I wrote this up for another message board, pasting here for giggles;
I have always been interested in reading impressions and opinions about these Porsches... I had the great pleasure of enjoying several of these wonderful cars over the last few weeks (mostly on two great racetracks, VIR and CMP), and wanted to offer my impressions. If you’re anything like me, you can waste away quite a bit of time reading about them!
Anyway, it is incredible that they can each offer such different driving experiences... I’ll start with the newest;
The 991 has immensely more grip. It is quite significantly faster than all previous GT3s, it also has quite a bit more grip all around. Even though I could tell what the chassis was doing, it is so composed and stable that it’s not comparable to the previous generations. The aero grip feels immense as well. As some of you may know, the car has a lot of electronics helping, from active shocks to active rear toe change, to stability control and so on. From the driver’s seat, it's hard to separate these pieces, but the end result is that the car is indeed very, VERY stable. I could not see a light for stability system intervention, even when heavily provoked, which is surprising. On a related note, it feels as though under braking, as well as coming out of lower speed corners aggressively, the rear brakes are activating to stabilize the car or maximizing grip (instead of a purely mechanical differential), again a light would’ve been helpful! I feel that the signal to noise ratio is nice on the car overall, however -and I don’t take this claim lightly- here’s ABSOLUTELY no steering feedback. I’m not sure how anybody can claim it is better than some other car, there’s just no feedback what so ever. The steering IS nicely weighted though. Another point of note, the transmission really is great. When shifting manually, the shifts happen faster than BMW’s DCT, Audi’s DSG, whomever’s whatever! They’re as close to “instantaneous” as I was able to perceive when you ask for a shift... That said, it’s hardly necessary to manually shift, the car does an excellent job of shifting for you... Engine sounds somewhat artificial, but pretty great none the less. Revving to 9k is almost hard to appreciate on track due to the transmission being so good. It’s a bitter sweet thing really. That fantastic engine with it’s wail and the great transmission with lightning shifts almost become distraction in and of themselves. One simply does not need to concern themselves with the gear selection, or the engine RPM!
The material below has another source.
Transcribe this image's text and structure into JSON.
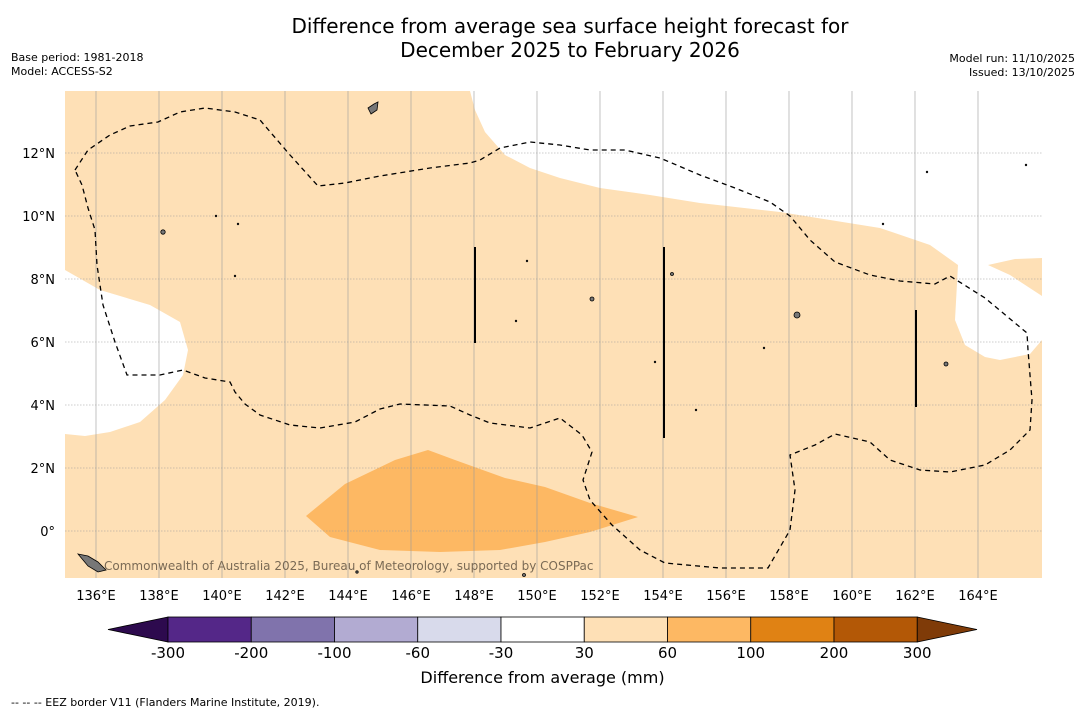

997 (MK2) has significantly more torque than the 996 car, which does a great job of matching it’s improved rear end grip quite nicely. Able to get on power earlier and harder than the 996. I don’t have a whole lot to say here as I only got to ride in the passenger seat and chase one around the track, but it’s somewhat more composed than the 996. Engine tone is fantastic -probably my favorite- though it was a bit boomy at times, seemingly jumping between loud and quiet at part throttle. I believe there’s a valve in the exhaust and the computer decides when it should be loud, and when not? The car was in sport mode most of the time. The chassis felt similarly playful to the 996, even if a bit muted in it’s responses.
996 (MK2). Not stable, not composed, but fun. Required a lot more corrective input, both small and large. Slowest of the bunch by a fair bit... This may be silly, but it has the feel of a momentum car compared to the other two. By contrast, the 991 is a lot more focused and drama free, it is more serious. Also on the 996, the brakes were the most inconsistent of the bunch. Of course I’m splitting hairs here, they are indeed great with close to minimal fade, and only pedal feel/firmness changing over extended sessions on track (which one can reasonably expect to cure with a fluid change), they are more than adequate in this regard. One thing that cannot be remedied easily however is the extreme front bias of the brakes, which is both evident and quite annoying. Aero grip is very lacking, high speed stability is not on par with the other two.
So, in conclusion? As one would expect, the older cars are more engaging, the newer cars are faster, but less “connected”. I generally tend to prefer the “old school” way of doing things, but I’m not convinced that the newest car isn’t the best one all around. Certainly if it’s to be driven TO the track, the 991 is a commendable overall package and makes the 996 seem like a relic. At one point I’d wondered if the 997 was the best compromise of the bunch, with active damping, exhaust that can be loud when you want, quiet when you don’t. On top of that, the active engine mount option making the car smooth and quiet when cruising, but connected and direct when driven hard. It even retains the shorter more lively wheelbase of the 996 car, while improving the aerodynamics...
Looking back, I’m not so sure. I love the simplicity of the 996. The 997 improves it in significant ways while giving up a bit in the “traditional” feel of a 911 -is this even fair to say in the year 2015- but the 991 takes a monumental step forward in performance. I’m not so sure these cars can be compared, they’re all different, and great cars!